The new censorship.
(media underreporting of environmentally critical issues)
(Editorial) Ed Ayres.
Abstract:
Sonoma State University's Project Censored has monitored important issues
that receive little media
attention since 1977. It publishes five choice underreported stories each
year. Many people are unaware of the
real state of their natural resources and of their future prospects because
industries playing major roles in
environmental degradation control the media by spending heavily on advertising.
They want people to remain
ignorant for fear that consumers would cut back their spending, resulting
in lower sales.
Full
Text: COPYRIGHT 1997 Worldwatch Institute When an event of international
importance goes
conspicuously unmentioned by the media in the country where it occurred,
U.S. reporters are quick to notice.
They are less inclined to notice their own patterns of de facto censorship,
A prominent group of analysts,
however, has been watching those patterns with great interest. For the
past 20 years, the Sonoma State
University (California)-based Project Censored has been keeping track of
critical issues that are given the silent
treatment by mainstream news media. These issues come to the attention
of the project through the diligence of
a relatively few researchers and reporters who are willing to dig beneath
the daily flotsam of scandals, murders,
and bombings, and to analyze deeper patterns. Each year, Project Censored
selects the 25 "most
under-reported" of these stories for publication in its well-publicized
book.
For
Censored 1997, six of the stories draw from the past year's WORLD WATCH.
They include Aaron
Sachs's article "Dying for Oil," on the struggle for environmental justice
in Nigeria (May/June 1996), Lester
Brown's "Facing Food Scarcity," on the growing shortfall between global
food production and human
population (November/December 1995); our report on "America's Compromised
Refrigerators"
(September/October 1996); and three Environmental Intelligence pieces.
One
might wonder why the issues exposed by WORLD WATCH should so often be those
that are being given
the silent treatment by mainstream media. It's not as though the topics
we write about are too specialized to be
of interest to most people, though it sometimes seems people are more interested
in the pseudo-realities of
Disney or MTV than in the actual world they're going to live or die in.
Nor do we make any particular effort to
dig up dark secrets; we're not "investigative journalists." So, why do
the things we discuss turn out to be so
stonewalled by The New York Times or CBS TV?
One
hypothesis is that if more people really knew what's happening to their
common assets - their water, food
security, cultural and genetic heritage, and future prospects - they'd
never permit many of today's industries to
do what they routinely do. Some of these industries are engaged in practices
that are rapidly spending down the
planet's natural capital. And one reason most people don't seem to be particularly
conscious of this, perhaps, is
that these industries now exercise heavy control of the media through their
expenditures of close to half a trillion
dollars a year in advertising.
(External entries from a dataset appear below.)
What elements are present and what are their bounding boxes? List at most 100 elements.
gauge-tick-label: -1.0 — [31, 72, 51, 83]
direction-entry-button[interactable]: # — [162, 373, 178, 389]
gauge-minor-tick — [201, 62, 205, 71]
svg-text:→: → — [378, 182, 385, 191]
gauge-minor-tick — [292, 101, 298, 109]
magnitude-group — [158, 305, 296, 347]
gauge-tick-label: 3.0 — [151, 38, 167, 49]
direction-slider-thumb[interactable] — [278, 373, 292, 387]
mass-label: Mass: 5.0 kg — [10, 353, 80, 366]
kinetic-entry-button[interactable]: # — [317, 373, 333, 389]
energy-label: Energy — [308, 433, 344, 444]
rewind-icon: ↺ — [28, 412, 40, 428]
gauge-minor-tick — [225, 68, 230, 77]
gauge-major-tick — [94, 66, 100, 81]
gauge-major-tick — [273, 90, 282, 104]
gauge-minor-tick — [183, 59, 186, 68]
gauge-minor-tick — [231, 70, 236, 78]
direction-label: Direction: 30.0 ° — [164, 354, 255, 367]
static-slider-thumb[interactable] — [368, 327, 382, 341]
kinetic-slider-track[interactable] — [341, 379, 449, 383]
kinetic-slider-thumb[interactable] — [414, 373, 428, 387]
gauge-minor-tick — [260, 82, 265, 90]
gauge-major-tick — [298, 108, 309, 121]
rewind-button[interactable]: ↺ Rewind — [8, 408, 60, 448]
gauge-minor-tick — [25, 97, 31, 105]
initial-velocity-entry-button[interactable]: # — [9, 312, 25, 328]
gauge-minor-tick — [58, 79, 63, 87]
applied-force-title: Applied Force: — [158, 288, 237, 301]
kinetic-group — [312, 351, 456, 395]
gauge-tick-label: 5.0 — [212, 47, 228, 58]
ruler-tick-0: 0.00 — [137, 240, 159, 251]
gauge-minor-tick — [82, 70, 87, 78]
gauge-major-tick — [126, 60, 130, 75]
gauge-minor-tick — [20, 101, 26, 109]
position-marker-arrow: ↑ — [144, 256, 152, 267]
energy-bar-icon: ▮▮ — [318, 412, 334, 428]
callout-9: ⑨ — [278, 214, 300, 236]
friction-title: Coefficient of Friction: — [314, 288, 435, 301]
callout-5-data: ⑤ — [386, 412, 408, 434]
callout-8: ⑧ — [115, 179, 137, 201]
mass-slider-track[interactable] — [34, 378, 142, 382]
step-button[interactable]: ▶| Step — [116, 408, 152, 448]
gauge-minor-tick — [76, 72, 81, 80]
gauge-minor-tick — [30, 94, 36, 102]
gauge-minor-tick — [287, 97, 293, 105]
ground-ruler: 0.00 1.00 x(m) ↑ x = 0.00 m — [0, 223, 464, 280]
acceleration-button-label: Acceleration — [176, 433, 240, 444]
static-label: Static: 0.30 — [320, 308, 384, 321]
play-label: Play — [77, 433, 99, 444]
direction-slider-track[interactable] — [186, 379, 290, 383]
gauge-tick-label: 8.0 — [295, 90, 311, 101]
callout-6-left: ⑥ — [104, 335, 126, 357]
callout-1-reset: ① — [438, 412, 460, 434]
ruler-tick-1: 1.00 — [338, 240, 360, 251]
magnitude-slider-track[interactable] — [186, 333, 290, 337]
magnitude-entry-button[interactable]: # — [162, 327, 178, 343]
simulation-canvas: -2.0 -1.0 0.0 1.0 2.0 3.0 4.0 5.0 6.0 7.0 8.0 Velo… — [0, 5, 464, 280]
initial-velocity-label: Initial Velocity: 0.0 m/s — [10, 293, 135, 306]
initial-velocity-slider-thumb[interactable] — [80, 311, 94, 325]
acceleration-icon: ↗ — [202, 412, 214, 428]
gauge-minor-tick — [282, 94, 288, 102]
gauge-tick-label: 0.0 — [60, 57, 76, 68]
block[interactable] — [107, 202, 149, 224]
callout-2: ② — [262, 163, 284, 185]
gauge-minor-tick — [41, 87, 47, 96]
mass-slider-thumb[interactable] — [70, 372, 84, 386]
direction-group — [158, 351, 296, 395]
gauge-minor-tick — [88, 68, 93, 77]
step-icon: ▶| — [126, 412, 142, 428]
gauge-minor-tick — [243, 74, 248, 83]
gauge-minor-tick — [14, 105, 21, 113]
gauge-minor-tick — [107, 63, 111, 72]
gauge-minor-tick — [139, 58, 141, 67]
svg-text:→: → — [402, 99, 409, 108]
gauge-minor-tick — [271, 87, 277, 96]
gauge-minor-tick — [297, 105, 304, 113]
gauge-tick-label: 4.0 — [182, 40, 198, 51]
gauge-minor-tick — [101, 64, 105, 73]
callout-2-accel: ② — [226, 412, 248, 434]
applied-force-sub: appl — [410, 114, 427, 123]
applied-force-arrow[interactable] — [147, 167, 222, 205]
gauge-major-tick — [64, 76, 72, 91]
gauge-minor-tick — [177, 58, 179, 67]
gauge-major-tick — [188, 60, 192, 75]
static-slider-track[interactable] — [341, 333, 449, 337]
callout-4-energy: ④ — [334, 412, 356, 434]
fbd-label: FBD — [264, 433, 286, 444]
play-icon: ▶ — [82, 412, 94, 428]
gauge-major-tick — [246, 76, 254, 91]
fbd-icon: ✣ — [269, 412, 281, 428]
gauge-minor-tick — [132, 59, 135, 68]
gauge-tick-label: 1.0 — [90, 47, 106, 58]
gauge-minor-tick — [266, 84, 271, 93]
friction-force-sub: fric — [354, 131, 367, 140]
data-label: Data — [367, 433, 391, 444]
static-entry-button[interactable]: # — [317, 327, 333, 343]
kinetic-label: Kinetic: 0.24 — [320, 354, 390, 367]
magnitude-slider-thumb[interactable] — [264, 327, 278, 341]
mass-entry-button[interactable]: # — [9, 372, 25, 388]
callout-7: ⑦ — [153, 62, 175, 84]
That's more spent per person, worldwide,
than the entire annual income per person
of the world's poorest billion people (see page 39, top item).
It's
conventional belief that free speech now prevails around the world, in
a way it never has before. And for
any specific bit of information, that may be true. But that does not make
it true for information in the aggregate.
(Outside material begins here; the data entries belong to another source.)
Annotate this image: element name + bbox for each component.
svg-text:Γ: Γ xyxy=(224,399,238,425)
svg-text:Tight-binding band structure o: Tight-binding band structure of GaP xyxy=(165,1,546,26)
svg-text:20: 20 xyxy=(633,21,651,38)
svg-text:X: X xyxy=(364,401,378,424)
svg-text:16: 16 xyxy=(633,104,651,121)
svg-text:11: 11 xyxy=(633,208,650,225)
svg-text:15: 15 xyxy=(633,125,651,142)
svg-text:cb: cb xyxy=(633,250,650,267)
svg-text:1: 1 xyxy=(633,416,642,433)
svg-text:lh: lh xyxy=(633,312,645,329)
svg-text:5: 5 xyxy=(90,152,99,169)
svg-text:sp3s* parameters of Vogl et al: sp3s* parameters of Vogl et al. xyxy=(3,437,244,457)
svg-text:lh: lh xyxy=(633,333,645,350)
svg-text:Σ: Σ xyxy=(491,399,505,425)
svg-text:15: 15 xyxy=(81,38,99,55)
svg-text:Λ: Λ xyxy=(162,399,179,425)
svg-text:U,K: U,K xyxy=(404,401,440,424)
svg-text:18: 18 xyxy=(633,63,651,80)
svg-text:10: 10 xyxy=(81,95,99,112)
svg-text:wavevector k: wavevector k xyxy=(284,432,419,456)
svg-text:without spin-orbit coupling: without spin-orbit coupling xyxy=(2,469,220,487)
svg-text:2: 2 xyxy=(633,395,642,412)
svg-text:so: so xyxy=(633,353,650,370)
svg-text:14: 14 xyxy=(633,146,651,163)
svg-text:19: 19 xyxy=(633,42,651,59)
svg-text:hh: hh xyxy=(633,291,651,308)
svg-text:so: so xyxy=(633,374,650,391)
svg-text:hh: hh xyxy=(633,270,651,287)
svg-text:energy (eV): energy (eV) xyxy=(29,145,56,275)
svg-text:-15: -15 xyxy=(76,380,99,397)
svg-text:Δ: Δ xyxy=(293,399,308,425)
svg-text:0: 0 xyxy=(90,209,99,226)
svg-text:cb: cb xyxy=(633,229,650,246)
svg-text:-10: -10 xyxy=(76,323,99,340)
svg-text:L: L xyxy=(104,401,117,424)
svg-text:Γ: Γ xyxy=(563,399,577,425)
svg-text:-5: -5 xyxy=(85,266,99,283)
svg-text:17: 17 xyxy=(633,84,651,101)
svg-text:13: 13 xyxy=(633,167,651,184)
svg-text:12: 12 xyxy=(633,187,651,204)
As long as information is scattered about in disconnected bits, one can't
see whole pictures; yet we're generally
given only bits. One minute we see a TV commercial for a hot new 4-wheel-drive
vehicle; a minute later, news
of a devastating flood; then some video of a brutal, "random" street crime;
then a bulletin about a bulbous
former football star dying of heart disease at age 49. But we get no sense
of how such events may actually be
connected.
If
more people were aware of how such events are connected, more might decide
to cut back on their
consumption - not out of magnanimity, but out of a dawning sense of collective
self-interest. More would frown
on big houses and petroleum-gulping "sport-utility" vehicles, the same
way so many have come to frown on
cigarette smoking, ivory jewelry, big slabs of meat, or fur coats. They
might eat less, do more bicycling or
walking, and need fewer anti-anxiety drugs.
That
people might do this strikes fear into the corporate hearts of industries
that are dedicated to driving up
consumption, and that live and die by the credo that their sales - and
the economy - must forever grow. The
major news media may do a good job of retaining their journalistic independence
when reporting on truncated
news fragments, but rarely will they let their researchers really put the
pieces together. Why not? I suspect that
relatively little of this is direct censorship; in the emerging global
consumer culture, that's not necessary. It's
enough, now, for producers and reporters to know that what counts is being
part of a fast-moving,
market-driven, profit-generating news team. Anyone who forgets that news
is a business - increasingly an
entertainment business - just won't "fit in" and won't advance.
Meanwhile,
the de facto censorship - via oversimplification of information to the
point of titillating
meaningless-ness - continues to worsen. And the ability of even the most
educated people to see clearly what's
happening depends increasingly on what Project Censored calls "alternative"
media - those that are neither
owned by large profit-driven businesses nor dependent on their advertising.